Bad news for Obama: Conservative Justice Kennedy tells pals he's in no rush to leave Supreme Court BY Thomas M. Defrank DAILY NEWS WASHINGTON BUREAU CHIEF Originally Published:Tuesday, July 6th 2010, 4:00 AM Updated: Tuesday, July 6th 2010, 9:40 AM
WASHINGTON - President Obama may get liberal Elena Kagan on the Supreme Court, but conservative swing-voter Anthony Kennedy says he's not going anywhere anytime soon.
Justice Kennedy, who turns 74 this month, has told relatives and friends he plans to stay on the high court for at least three more years - through the end of Obama's first term, sources said.
That means Kennedy will be around to provide a fifth vote for the court's conservative bloc through the 2012 presidential election. If Obama loses, Kennedy could retire and expect a Republican President to choose a conservative justice.
Kennedy, appointed by President Ronald Reagan, has been on the court 22 years.
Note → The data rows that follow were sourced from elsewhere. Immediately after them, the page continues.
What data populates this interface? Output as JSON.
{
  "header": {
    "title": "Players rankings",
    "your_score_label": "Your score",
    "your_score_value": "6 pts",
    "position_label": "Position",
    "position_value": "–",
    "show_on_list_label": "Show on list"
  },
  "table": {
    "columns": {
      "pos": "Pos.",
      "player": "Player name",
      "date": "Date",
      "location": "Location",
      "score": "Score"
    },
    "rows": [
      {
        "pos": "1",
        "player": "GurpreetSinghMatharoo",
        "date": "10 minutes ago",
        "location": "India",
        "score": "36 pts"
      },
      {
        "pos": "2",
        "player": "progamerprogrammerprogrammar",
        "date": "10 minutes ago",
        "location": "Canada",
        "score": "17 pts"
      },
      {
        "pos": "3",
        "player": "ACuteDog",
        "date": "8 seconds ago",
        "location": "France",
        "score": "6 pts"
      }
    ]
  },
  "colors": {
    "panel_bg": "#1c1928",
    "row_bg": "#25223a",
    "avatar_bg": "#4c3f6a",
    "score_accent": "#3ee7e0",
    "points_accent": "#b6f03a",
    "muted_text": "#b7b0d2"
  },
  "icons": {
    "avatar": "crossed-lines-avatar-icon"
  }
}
He has become a bit of a political nemesis at the White House for his increasing tendency to side with the court's four rock-ribbed conservative justices.
Without naming Kennedy, Obama was unusually critical of his majority opinion in the Citizens United case, handed down last January. That 5-4 decision struck down limits on contributions to political campaigns as an abridgement of free speech.
Obama called the ruling "a major victory for big oil, Wall Street banks, health insurance companies and the other powerful interests that marshal their power ... in Washington to drown out the voices of everyday Americans."
He was so angry that he took the unusual step of blasting the decision in his Jan. 27 State of the Union address, with Kennedy and five other justices looking on.
The White House has made Citizens United a populist rallying cry for Democrats, who hope to cut into projected Republican gains in the November elections by painting the GOP as guardians of the rich and powerful.
With the retirement of fellow Californian and Stanford graduate Sandra Day O'Connor in 2006, Kennedy has inherited O'Connor's mantle as the court's swing vote.
His voting pattern suggests he's actually become a far more reliable vote for the conservatives.
A Supreme Court spokeswoman said Justice Kennedy would not comment.